Senator Daniel K. Akaka
Committee on Veterans' Affairs
United States Senate
Battling the Backlog:
Challenges Facing the VA Claims Adjudication and Appeal Process?
May 26, 2005
I am very pleased to welcome back Admiral Cooper before the Committee today.
Mr. Epley, I understand that this will be your last time with us. Thank you for your service to our nation's veterans.
Former Chief Judge Kramer, I am very pleased that you have agreed to join us today to give us your special insight into the claims process and how it is working. We hope you have suggestions for improvement.
I additionally want to thank the rest of the panel members in advance for testifying before us today. As we all know, the claims process is very important to our nation's veterans. Our veterans deserve no less than quality workmanship done in a timely manner. Those of you on the second panel have a unique perspective on claims processing and I am happy that you are here to share it with us today.
We plan to use this hearing as an opportunity to hear all angles of the issue.
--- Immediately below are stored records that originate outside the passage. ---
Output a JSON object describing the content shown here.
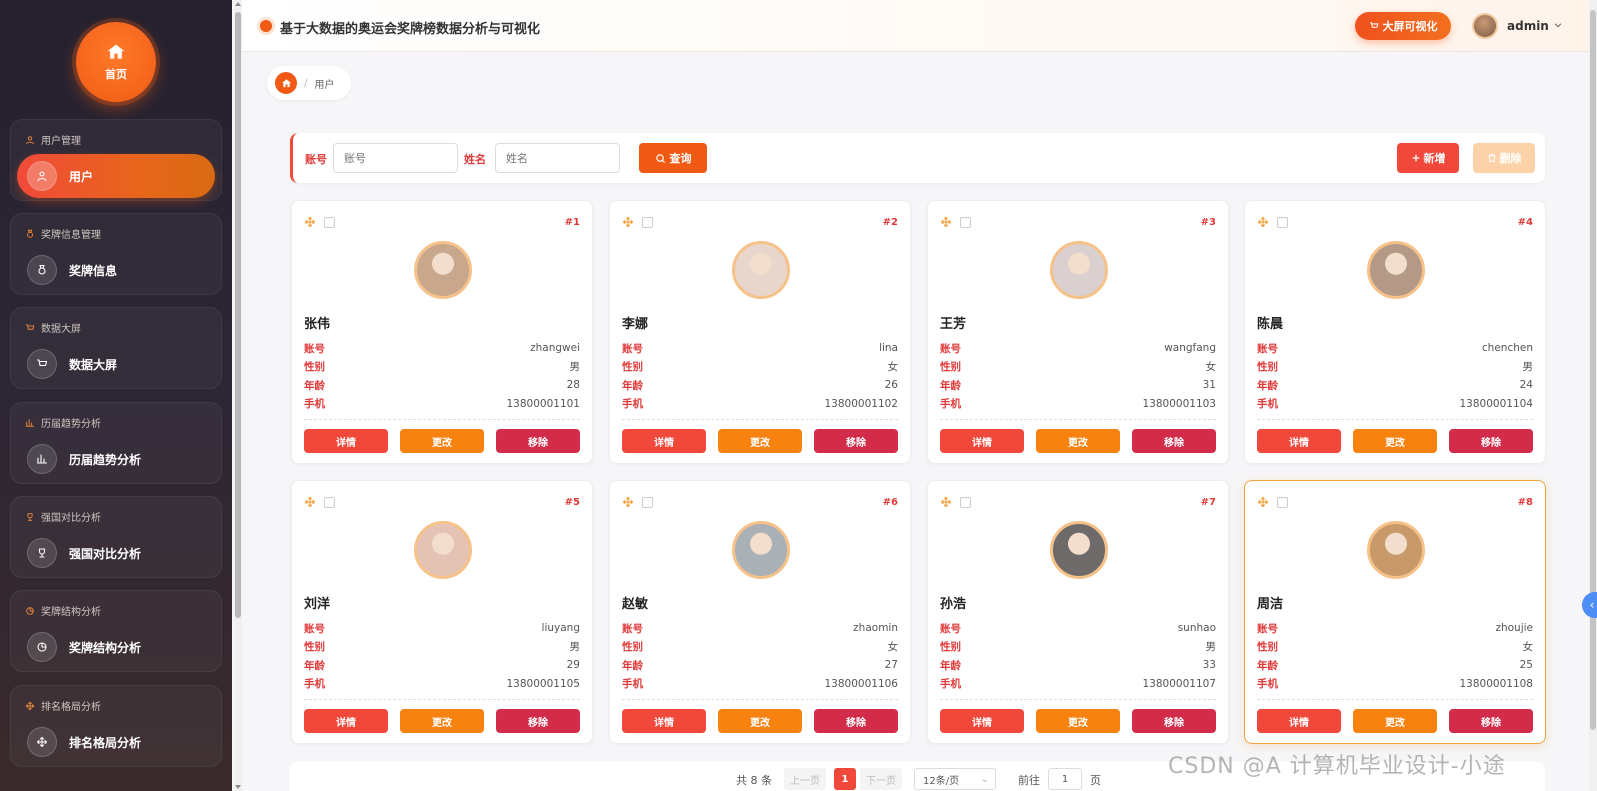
{
  "app": {
    "title": "基于大数据的奥运会奖牌榜数据分析与可视化",
    "big_screen_label": "大屏可视化",
    "user_name": "admin"
  },
  "sidebar": {
    "home_label": "首页",
    "groups": [
      {
        "title": "用户管理",
        "item": "用户",
        "icon": "user-icon",
        "active": true
      },
      {
        "title": "奖牌信息管理",
        "item": "奖牌信息",
        "icon": "medal-icon",
        "active": false
      },
      {
        "title": "数据大屏",
        "item": "数据大屏",
        "icon": "cart-icon",
        "active": false
      },
      {
        "title": "历届趋势分析",
        "item": "历届趋势分析",
        "icon": "trend-icon",
        "active": false
      },
      {
        "title": "强国对比分析",
        "item": "强国对比分析",
        "icon": "trophy-icon",
        "active": false
      },
      {
        "title": "奖牌结构分析",
        "item": "奖牌结构分析",
        "icon": "pie-icon",
        "active": false
      },
      {
        "title": "排名格局分析",
        "item": "排名格局分析",
        "icon": "move-icon",
        "active": false
      }
    ]
  },
  "breadcrumb": {
    "current": "用户",
    "separator": "/"
  },
  "search": {
    "account_label": "账号",
    "account_placeholder": "账号",
    "name_label": "姓名",
    "name_placeholder": "姓名",
    "query_label": "查询",
    "add_label": "新增",
    "delete_label": "删除"
  },
  "card_labels": {
    "account": "账号",
    "gender": "性别",
    "age": "年龄",
    "phone": "手机",
    "detail": "详情",
    "edit": "更改",
    "remove": "移除"
  },
  "users": [
    {
      "index": "#1",
      "name": "张伟",
      "account": "zhangwei",
      "gender": "男",
      "age": "28",
      "phone": "13800001101",
      "avatar_color": "#c9a78c"
    },
    {
      "index": "#2",
      "name": "李娜",
      "account": "lina",
      "gender": "女",
      "age": "26",
      "phone": "13800001102",
      "avatar_color": "#e8d6cc"
    },
    {
      "index": "#3",
      "name": "王芳",
      "account": "wangfang",
      "gender": "女",
      "age": "31",
      "phone": "13800001103",
      "avatar_color": "#d9d0cf"
    },
    {
      "index": "#4",
      "name": "陈晨",
      "account": "chenchen",
      "gender": "男",
      "age": "24",
      "phone": "13800001104",
      "avatar_color": "#b49a86"
    },
    {
      "index": "#5",
      "name": "刘洋",
      "account": "liuyang",
      "gender": "男",
      "age": "29",
      "phone": "13800001105",
      "avatar_color": "#e4c2b4"
    },
    {
      "index": "#6",
      "name": "赵敏",
      "account": "zhaomin",
      "gender": "女",
      "age": "27",
      "phone": "13800001106",
      "avatar_color": "#a9b0b6"
    },
    {
      "index": "#7",
      "name": "孙浩",
      "account": "sunhao",
      "gender": "男",
      "age": "33",
      "phone": "13800001107",
      "avatar_color": "#6e6a6a"
    },
    {
      "index": "#8",
      "name": "周洁",
      "account": "zhoujie",
      "gender": "女",
      "age": "25",
      "phone": "13800001108",
      "avatar_color": "#c89a6a"
    }
  ],
  "pagination": {
    "total": "共 8 条",
    "prev": "上一页",
    "page": "1",
    "next": "下一页",
    "page_size": "12条/页",
    "goto": "前往",
    "goto_value": "1",
    "page_unit": "页"
  },
  "watermark": "CSDN @A 计算机毕业设计-小途",
  "colors": {
    "accent": "#f05a14",
    "danger": "#f0483a",
    "warning": "#f8820f",
    "remove": "#d22c4a"
  }
}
This hearing will be broadly focused, hopefully touching on major areas of concern in the VA claims process. The information gathered at this hearing will be used as the basis for more narrowly tailored hearings in the future. Along with Chairman Craig, I look forward to building on what we learn today in subsequent hearings.
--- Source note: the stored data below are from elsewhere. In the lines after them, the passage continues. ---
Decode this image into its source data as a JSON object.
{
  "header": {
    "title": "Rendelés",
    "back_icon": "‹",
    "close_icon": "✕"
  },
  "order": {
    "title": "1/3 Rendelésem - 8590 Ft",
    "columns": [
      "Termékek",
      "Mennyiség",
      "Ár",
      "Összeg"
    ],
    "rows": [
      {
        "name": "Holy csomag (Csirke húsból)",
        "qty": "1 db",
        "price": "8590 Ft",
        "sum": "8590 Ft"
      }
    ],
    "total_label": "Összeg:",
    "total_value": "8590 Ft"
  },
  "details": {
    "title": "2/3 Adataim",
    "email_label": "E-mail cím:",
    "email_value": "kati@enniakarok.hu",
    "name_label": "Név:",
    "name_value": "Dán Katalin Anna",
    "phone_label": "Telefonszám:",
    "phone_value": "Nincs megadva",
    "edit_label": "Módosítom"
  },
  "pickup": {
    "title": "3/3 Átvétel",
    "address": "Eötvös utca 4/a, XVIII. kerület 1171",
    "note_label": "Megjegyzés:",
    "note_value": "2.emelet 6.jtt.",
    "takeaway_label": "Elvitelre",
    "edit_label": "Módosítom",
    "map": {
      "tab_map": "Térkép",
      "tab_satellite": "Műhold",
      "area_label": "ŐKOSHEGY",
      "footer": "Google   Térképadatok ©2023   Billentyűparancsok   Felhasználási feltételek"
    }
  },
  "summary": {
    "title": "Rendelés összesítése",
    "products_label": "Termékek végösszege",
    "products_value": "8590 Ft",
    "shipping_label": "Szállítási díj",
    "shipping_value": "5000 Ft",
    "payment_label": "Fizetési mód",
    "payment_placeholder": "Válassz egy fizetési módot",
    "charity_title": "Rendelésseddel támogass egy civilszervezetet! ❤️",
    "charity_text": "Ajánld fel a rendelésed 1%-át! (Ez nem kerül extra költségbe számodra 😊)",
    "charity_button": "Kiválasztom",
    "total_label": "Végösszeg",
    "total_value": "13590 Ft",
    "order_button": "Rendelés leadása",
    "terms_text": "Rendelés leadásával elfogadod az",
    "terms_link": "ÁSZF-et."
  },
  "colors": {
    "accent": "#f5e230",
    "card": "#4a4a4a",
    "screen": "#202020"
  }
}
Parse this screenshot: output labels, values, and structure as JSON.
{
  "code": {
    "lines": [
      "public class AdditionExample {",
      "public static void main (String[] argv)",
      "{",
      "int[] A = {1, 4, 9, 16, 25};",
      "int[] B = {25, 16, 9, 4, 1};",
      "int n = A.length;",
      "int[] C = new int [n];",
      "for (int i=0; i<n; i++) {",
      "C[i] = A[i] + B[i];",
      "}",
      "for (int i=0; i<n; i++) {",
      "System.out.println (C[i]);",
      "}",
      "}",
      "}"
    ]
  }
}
To date, in fiscal year 2005, forty three percent of the claims reaching the Board of Veterans Appeals are remanded. These remands worry me because of the additional time it adds to the process. Today I hope to hear about the causes of these remands and possible ways to eliminate the errors at the Regional Office level that are causing the high remand rate.
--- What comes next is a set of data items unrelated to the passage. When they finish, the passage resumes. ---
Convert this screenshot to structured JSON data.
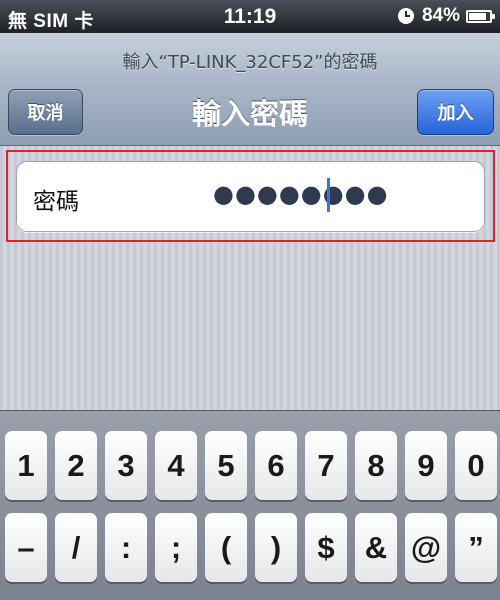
{
  "status_bar": {
    "carrier": "無 SIM 卡",
    "time": "11:19",
    "battery_percent": "84%",
    "battery_level": 0.84,
    "icons": [
      "clock-icon",
      "battery-icon"
    ]
  },
  "nav": {
    "prompt": "輸入“TP-LINK_32CF52”的密碼",
    "title": "輸入密碼",
    "cancel_label": "取消",
    "join_label": "加入"
  },
  "password": {
    "label": "密碼",
    "masked_value": "●●●●●●●●"
  },
  "keyboard": {
    "row1": [
      "1",
      "2",
      "3",
      "4",
      "5",
      "6",
      "7",
      "8",
      "9",
      "0"
    ],
    "row2": [
      "–",
      "/",
      ":",
      ";",
      "(",
      ")",
      "$",
      "&",
      "@",
      "”"
    ]
  },
  "colors": {
    "highlight_border": "#e0242c",
    "join_button": "#2464d8",
    "caret": "#3d6fe0"
  }
}
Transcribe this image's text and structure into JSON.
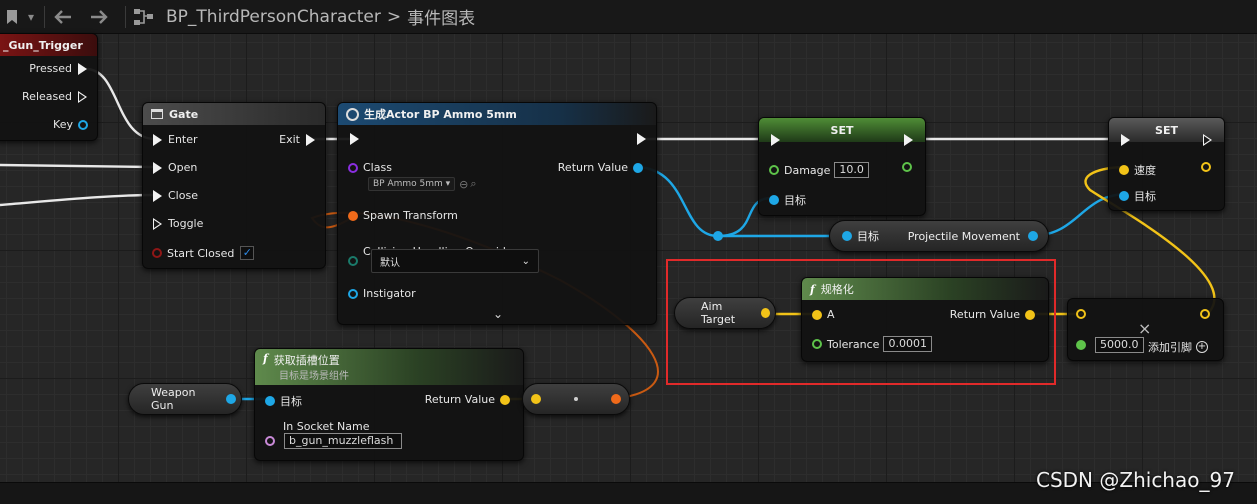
{
  "toolbar": {
    "breadcrumb_blueprint": "BP_ThirdPersonCharacter",
    "breadcrumb_separator": ">",
    "breadcrumb_graph": "事件图表",
    "back_icon": "arrow-left-icon",
    "forward_icon": "arrow-right-icon"
  },
  "nodes": {
    "gun_trigger": {
      "title": "_Gun_Trigger",
      "pins": {
        "pressed": "Pressed",
        "released": "Released",
        "key": "Key"
      }
    },
    "gate": {
      "title": "Gate",
      "pins": {
        "enter": "Enter",
        "exit": "Exit",
        "open": "Open",
        "close": "Close",
        "toggle": "Toggle",
        "start_closed": "Start Closed"
      },
      "start_closed_checked": true
    },
    "spawn": {
      "title": "生成Actor BP Ammo 5mm",
      "pins": {
        "class": "Class",
        "class_value": "BP Ammo 5mm",
        "return_value": "Return Value",
        "spawn_transform": "Spawn Transform",
        "collision": "Collision Handling Override",
        "collision_value": "默认",
        "instigator": "Instigator"
      }
    },
    "set_damage": {
      "title": "SET",
      "pins": {
        "damage": "Damage",
        "damage_value": "10.0",
        "target": "目标"
      }
    },
    "set_speed": {
      "title": "SET",
      "pins": {
        "speed": "速度",
        "target": "目标"
      }
    },
    "projectile_movement": {
      "pins": {
        "target": "目标",
        "output": "Projectile Movement"
      }
    },
    "normalize": {
      "title": "规格化",
      "pins": {
        "a": "A",
        "return_value": "Return Value",
        "tolerance": "Tolerance",
        "tolerance_value": "0.0001"
      }
    },
    "multiply": {
      "value": "5000.0",
      "add_pin": "添加引脚"
    },
    "aim_target": {
      "label": "Aim Target"
    },
    "get_socket": {
      "title": "获取插槽位置",
      "subtitle": "目标是场景组件",
      "pins": {
        "target": "目标",
        "return_value": "Return Value",
        "socket_name": "In Socket Name",
        "socket_value": "b_gun_muzzleflash"
      }
    },
    "weapon_gun": {
      "label": "Weapon Gun"
    }
  },
  "watermark": "CSDN @Zhichao_97",
  "colors": {
    "exec": "#f2f2f2",
    "object": "#1ea7e6",
    "vector": "#f2c318",
    "float": "#5ec34a",
    "struct": "#f06a1a",
    "class": "#8a2ee0",
    "bool": "#8f1616",
    "highlight": "#e12a2a"
  }
}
I also note, Admiral Cooper, that your testimony states that delays in remand processing grew as a result of the resource demands of the total growing workload. Admiral Cooper, I would like to work with you to appropriately address this situation.
I want to thank VA for the proactive steps it has made toward decreasing the delay and standardizing business processes through the creation of the Appeals Management Center and the Claims Processing Improvement Model, but we can all see that there is much more work to be done.
I want to make a few remarks about the recent VA Inspector General's Report. The report states that it is statistically impossible for each state to have virtually identical average payments and that there are numerous factors that affect payments by state. The report says VA must determine, ?whether the magnitude of the variance from the highest average state payment to the lowest average state payment is within acceptable limits.? I, for one, believe that it is not. The Inspector General states that some reasons for the payment differential are timeliness pressures, rater experience, and training. These all seem to be personnel and staffing issues that could be fixed if VA and Congress work together to allocate the necessary resources.
Another factor stated in the report is subjectivity in PTSD claims ratings. While some disabilities such as PTSD are more prone to subjective rating decisions, such subjectivity adds to inconsistent decisions. There must be common standards for rating PTSD to ensure fair treatment of our veterans - whether they live in New Mexico or Illinois, but these common standards should not overlook the varying degrees of disability caused by PTSD.
I am happy to know, Admiral Cooper, that you agreed with the review findings and recommendations of the report. I hope you will periodically inform the Committee on VBA's progress in correcting the problems within the claims process.
Thank you. I look forward to hearing your testimony.